Ernest Biéler - Le Marguillier (L'Homme à la tabatière) - image-1
Ernest Biéler - Le Marguillier (L'Homme à la tabatière) - image-2
Ernest Biéler - Le Marguillier (L'Homme à la tabatière) - image-1Ernest Biéler - Le Marguillier (L'Homme à la tabatière) - image-2

Lot 255 Dα

Ernest Biéler - Le Marguillier (L'Homme à la tabatière)

Auction 1134 - overview Cologne
31.05.2019, 17:00 - Modern Art
Estimate: 150.000 € - 200.000 €
Result: 148.800 € (incl. premium)

Ernest Biéler

Le Marguillier (L'Homme à la tabatière)
Circa 1907

Watercolour over pencil on paper, laid down on card by the artist. With an oil sketch (flowers) on the verso 54.5 x 39 cm In artist's frame. Signed 'E·BIELER.' in black upper left. - In fine condition with vibrant colours. With occasional inconspicuous rubbing and a short old tear in the left margin.
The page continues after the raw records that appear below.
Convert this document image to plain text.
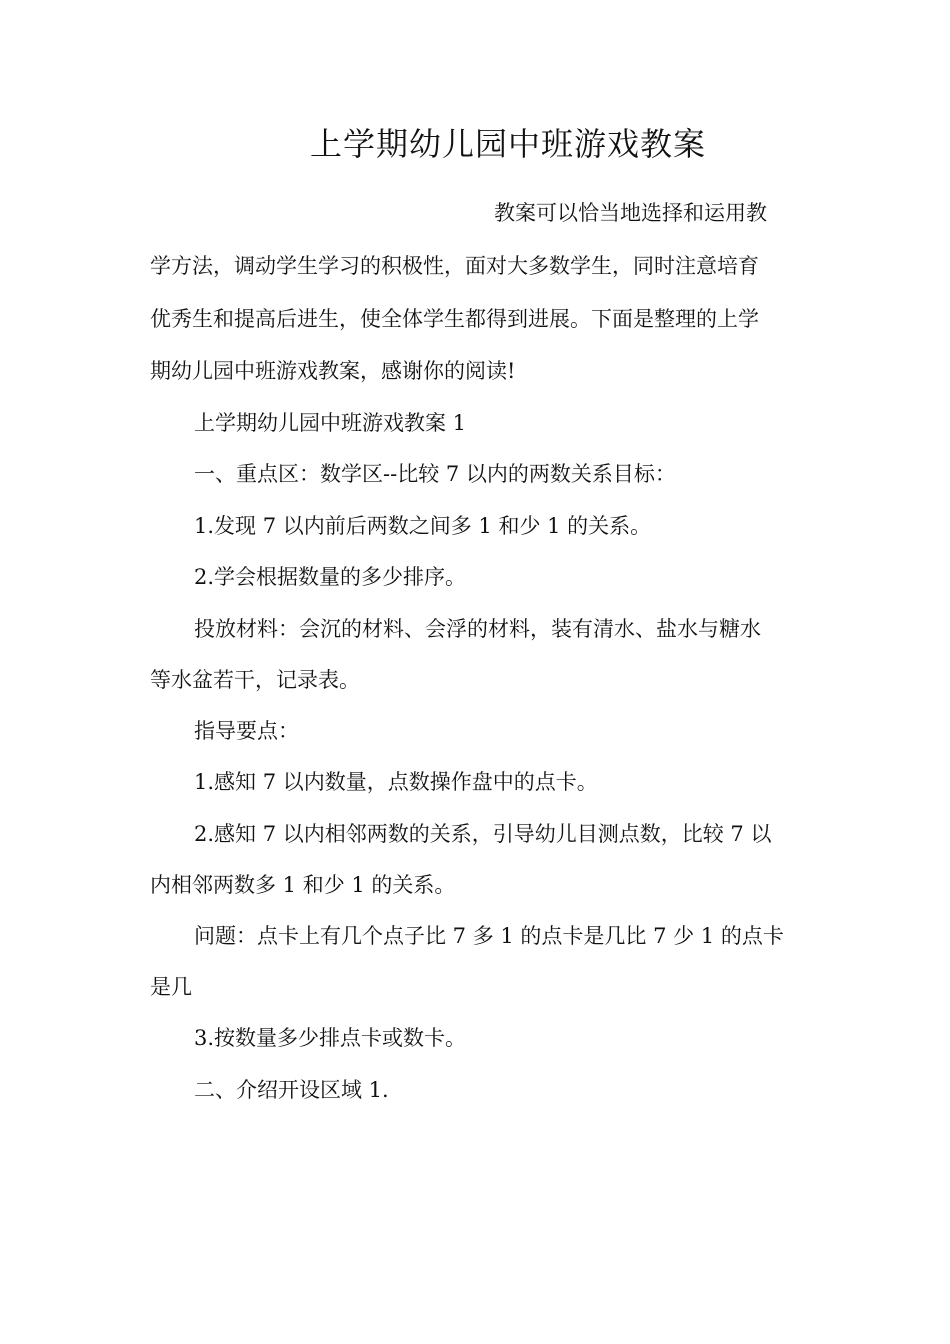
上学期幼儿园中班游戏教案
教案可以恰当地选择和运用教
学方法，调动学生学习的积极性，面对大多数学生，同时注意培育
优秀生和提高后进生，使全体学生都得到进展。下面是整理的上学
期幼儿园中班游戏教案，感谢你的阅读!
上学期幼儿园中班游戏教案 1
一、重点区：数学区--比较 7 以内的两数关系目标：
1.发现 7 以内前后两数之间多 1 和少 1 的关系。
2.学会根据数量的多少排序。
投放材料：会沉的材料、会浮的材料，装有清水、盐水与糖水
等水盆若干，记录表。
指导要点：
1.感知 7 以内数量，点数操作盘中的点卡。
2.感知 7 以内相邻两数的关系，引导幼儿目测点数，比较 7 以
内相邻两数多 1 和少 1 的关系。
问题：点卡上有几个点子比 7 多 1 的点卡是几比 7 少 1 的点卡
是几
3.按数量多少排点卡或数卡。
二、介绍开设区域 1.
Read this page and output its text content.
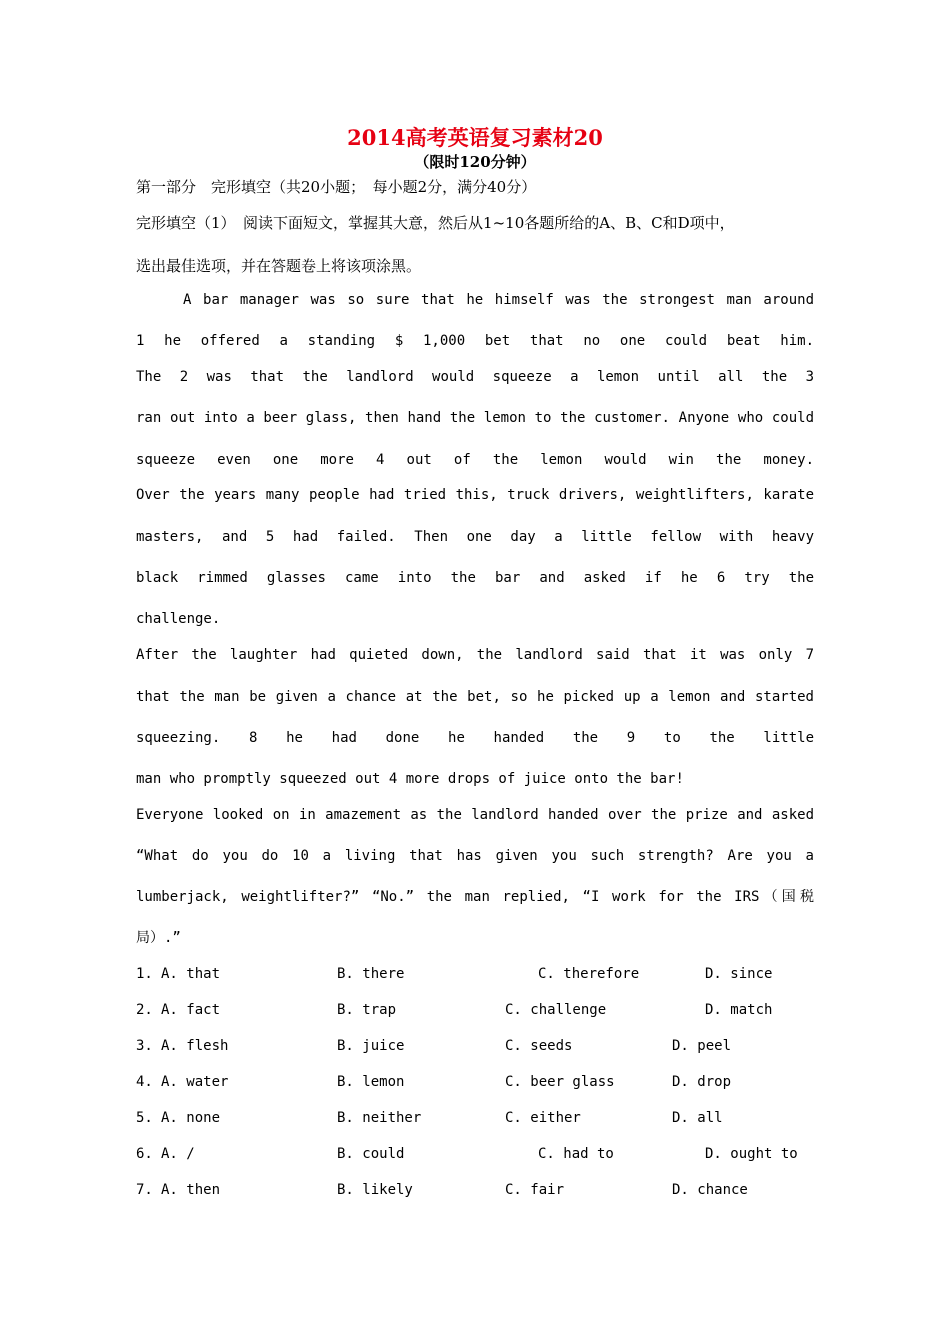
2014高考英语复习素材20
（限时120分钟）
第一部分　完形填空（共20小题；　每小题2分，满分40分）
完形填空（1）　阅读下面短文，掌握其大意，然后从1~10各题所给的A、B、C和D项中，
选出最佳选项，并在答题卷上将该项涂黑。
A bar manager was so sure that he himself was the strongest man around
1 he offered a standing $ 1,000 bet that no one could beat him.
The 2 was that the landlord would squeeze a lemon until all the 3
ran out into a beer glass, then hand the lemon to the customer. Anyone who could
squeeze even one more 4 out of the lemon would win the money.
Over the years many people had tried this, truck drivers, weightlifters, karate
masters, and 5 had failed. Then one day a little fellow with heavy
black rimmed glasses came into the bar and asked if he 6 try the
challenge.
After the laughter had quieted down, the landlord said that it was only 7
that the man be given a chance at the bet, so he picked up a lemon and started
squeezing. 8 he had done he handed the 9 to the little
man who promptly squeezed out 4 more drops of juice onto the bar!
Everyone looked on in amazement as the landlord handed over the prize and asked
“What do you do 10 a living that has given you such strength? Are you a
lumberjack, weightlifter?” “No.” the man replied, “I work for the IRS（国税
局）.”
1. A. that	B. there	C. therefore	D. since
2. A. fact	B. trap	C. challenge	D. match
3. A. flesh	B. juice	C. seeds	D. peel
4. A. water	B. lemon	C. beer glass	D. drop
5. A. none	B. neither	C. either	D. all
6. A. /	B. could	C. had to	D. ought to
7. A. then	B. likely	C. fair	D. chance
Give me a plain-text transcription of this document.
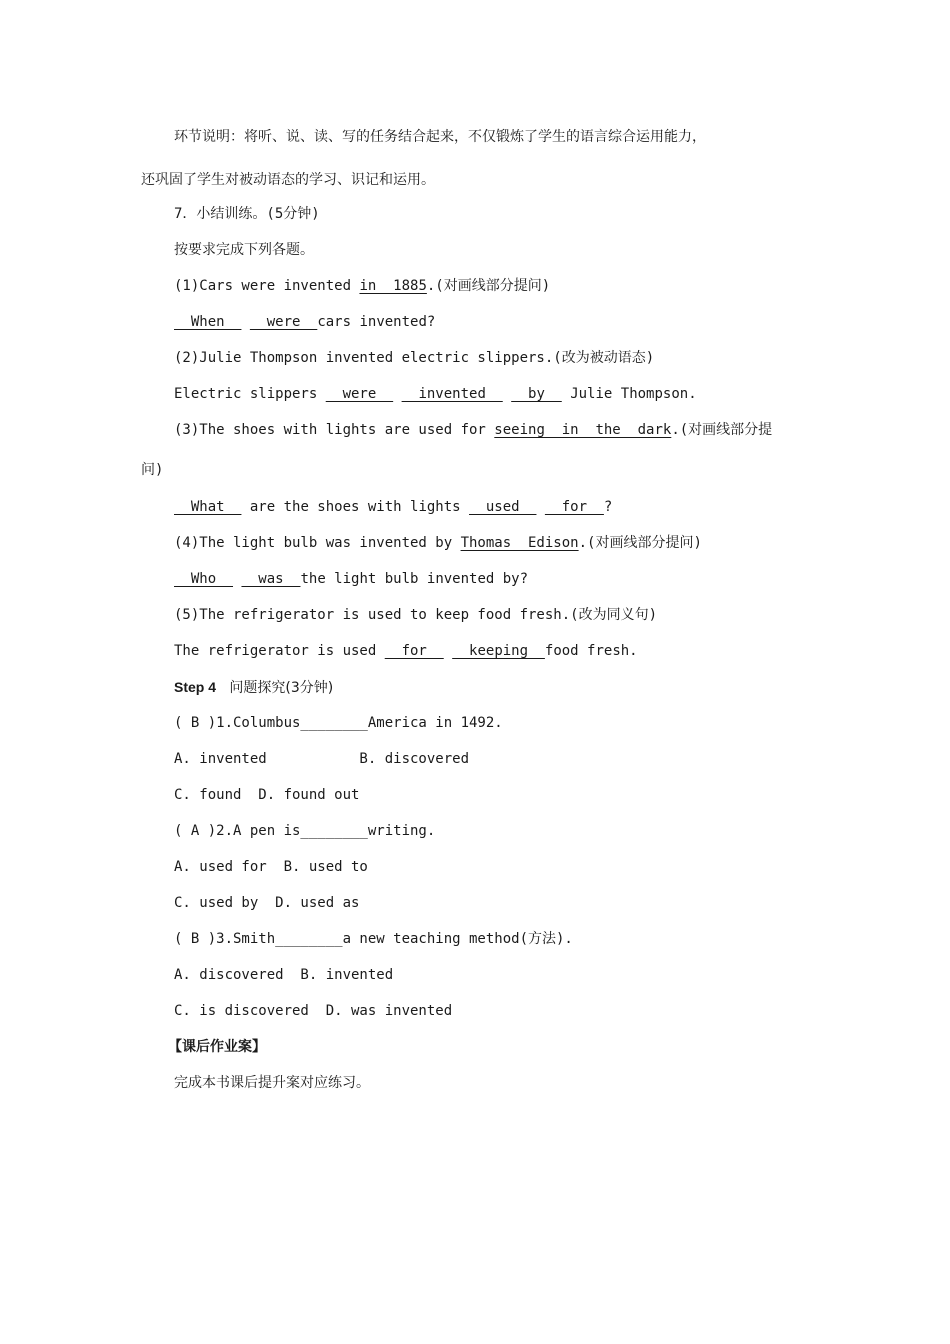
环节说明：将听、说、读、写的任务结合起来，不仅锻炼了学生的语言综合运用能力，
还巩固了学生对被动语态的学习、识记和运用。
7．小结训练。(5分钟)
按要求完成下列各题。
(1)Cars were invented in  1885.(对画线部分提问)
When     were  cars invented?
(2)Julie Thompson invented electric slippers.(改为被动语态)
Electric slippers   were     invented     by   Julie Thompson.
(3)The shoes with lights are used for seeing  in  the  dark.(对画线部分提
问)
What   are the shoes with lights   used     for  ?
(4)The light bulb was invented by Thomas  Edison.(对画线部分提问)
Who     was  the light bulb invented by?
(5)The refrigerator is used to keep food fresh.(改为同义句)
The refrigerator is used   for     keeping  food fresh.
Step 4 问题探究(3分钟)
( B )1.Columbus________America in 1492.
A. invented           B. discovered
C. found  D. found out
( A )2.A pen is________writing.
A. used for  B. used to
C. used by  D. used as
( B )3.Smith________a new teaching method(方法).
A. discovered  B. invented
C. is discovered  D. was invented
【课后作业案】
完成本书课后提升案对应练习。
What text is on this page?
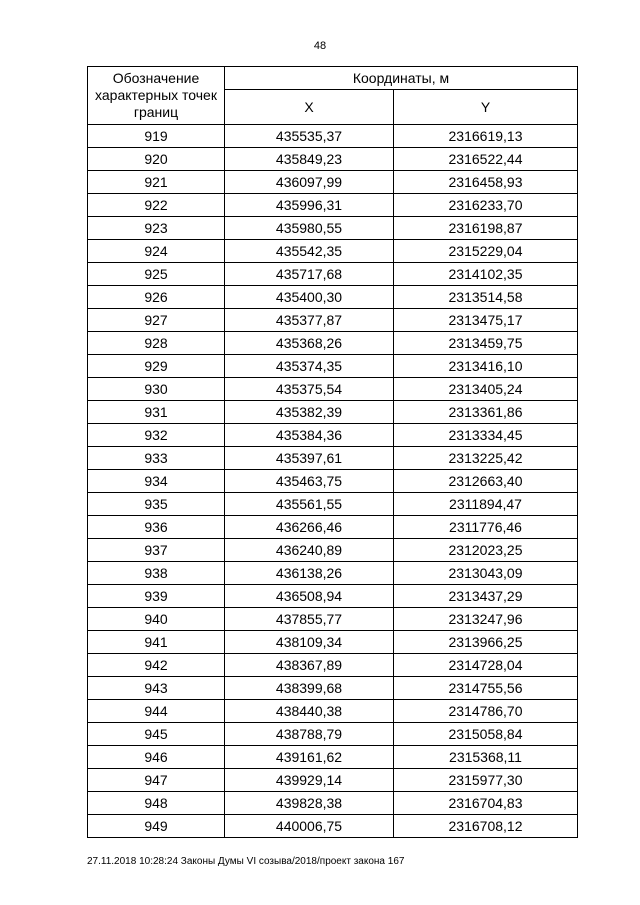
48
Обозначение характерных точек границ	Координаты, м	
	X	Y
919	435535,37	2316619,13
920	435849,23	2316522,44
921	436097,99	2316458,93
922	435996,31	2316233,70
923	435980,55	2316198,87
924	435542,35	2315229,04
925	435717,68	2314102,35
926	435400,30	2313514,58
927	435377,87	2313475,17
928	435368,26	2313459,75
929	435374,35	2313416,10
930	435375,54	2313405,24
931	435382,39	2313361,86
932	435384,36	2313334,45
933	435397,61	2313225,42
934	435463,75	2312663,40
935	435561,55	2311894,47
936	436266,46	2311776,46
937	436240,89	2312023,25
938	436138,26	2313043,09
939	436508,94	2313437,29
940	437855,77	2313247,96
941	438109,34	2313966,25
942	438367,89	2314728,04
943	438399,68	2314755,56
944	438440,38	2314786,70
945	438788,79	2315058,84
946	439161,62	2315368,11
947	439929,14	2315977,30
948	439828,38	2316704,83
949	440006,75	2316708,12
27.11.2018 10:28:24 Законы Думы VI созыва/2018/проект закона 167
Ernest Biéler's artistic oeuvre reflects the important artistic developments of his time: the ideas of realism, impressionism and art nouveau all equally resonate in his works.
Biéler's work offers viewers access to entirely distinct realms of motifs - the city, on the one hand, and the countryside and alpine world of Switzerland, on the other. The dialectic of these subjects seems to point directly back to the very specific personal situation of the artist's life, which was defined by his passing back and forth between his homeland of Valais and Paris, where he underwent his training as an artist from 1880. As the son of a veterinarian and a diplomat's daughter from the Polish aristocracy, Biéler enjoyed a middle-class and simultaneously very multifaceted upbringing and became just as familiar with rural life as with the salon. His mother had already fostered the artistic education of her son, so that his studying art at the Académie Julian and Académie Suisse in Paris logically followed.
In France, Ernest Biéler's interest in that period's realistic and idealistic tendencies grew - an interest that would find what is perhaps its most concentrated form in his iconic portraits of Valais's alpine farmers. From 1906 he created his famous “Types de Savièse”, typified likenesses of the people of his adopted home of Savièse. In an extremely technically demanding watercolour technique over pencil, the artist familiarised himself more closely and in detail with the appearance of his models. Our remarkably well-preserved portrait of the sacristan with his tobacco case shows how precisely Biéler was able to grasp his “types”. With the fine-lined drawing of the hair or the meticulously executed details, such as the slightly frayed brim of the hat, the sitter seems to be standing directly opposite the viewer and nonetheless remains strangely distant through the fact that he has obviously been rendered as a type.
It is scarcely possible to overlook the fact that, in this important group of works, the painter has occupied himself not so much with the individual or sitter, but instead with a type, with seeking to explore a specific identity. In historical terms, this engagement took place in the context of a contemporary discussion about the concept of a national art or about what typified Swiss art - a discussion that also shaped the work and the reception of Ferdinand Hodler, for example.

Certificate

We would like to thank Ethel Mathier, Basel, for kind information and scientific advice. The work is to be included in the forthcoming catalogue raisonné of the works of Ernest Biéler compiled by Ethel Mathier.

Provenance

Edmond Röthlisberger, Neuchâtel (1907, acquired there); Jens Scholz Kunstauktionen Cologne, auction no. 17, 5 September 2003, lot 27; Private possession, Rhineland

Exhibitions

Neuchâtel 1907 (Société des Amis des Arts), XXXIIe Exposition de la Société des Amis des Arts, cat. no. 106 ("Le Marguillier") with illus.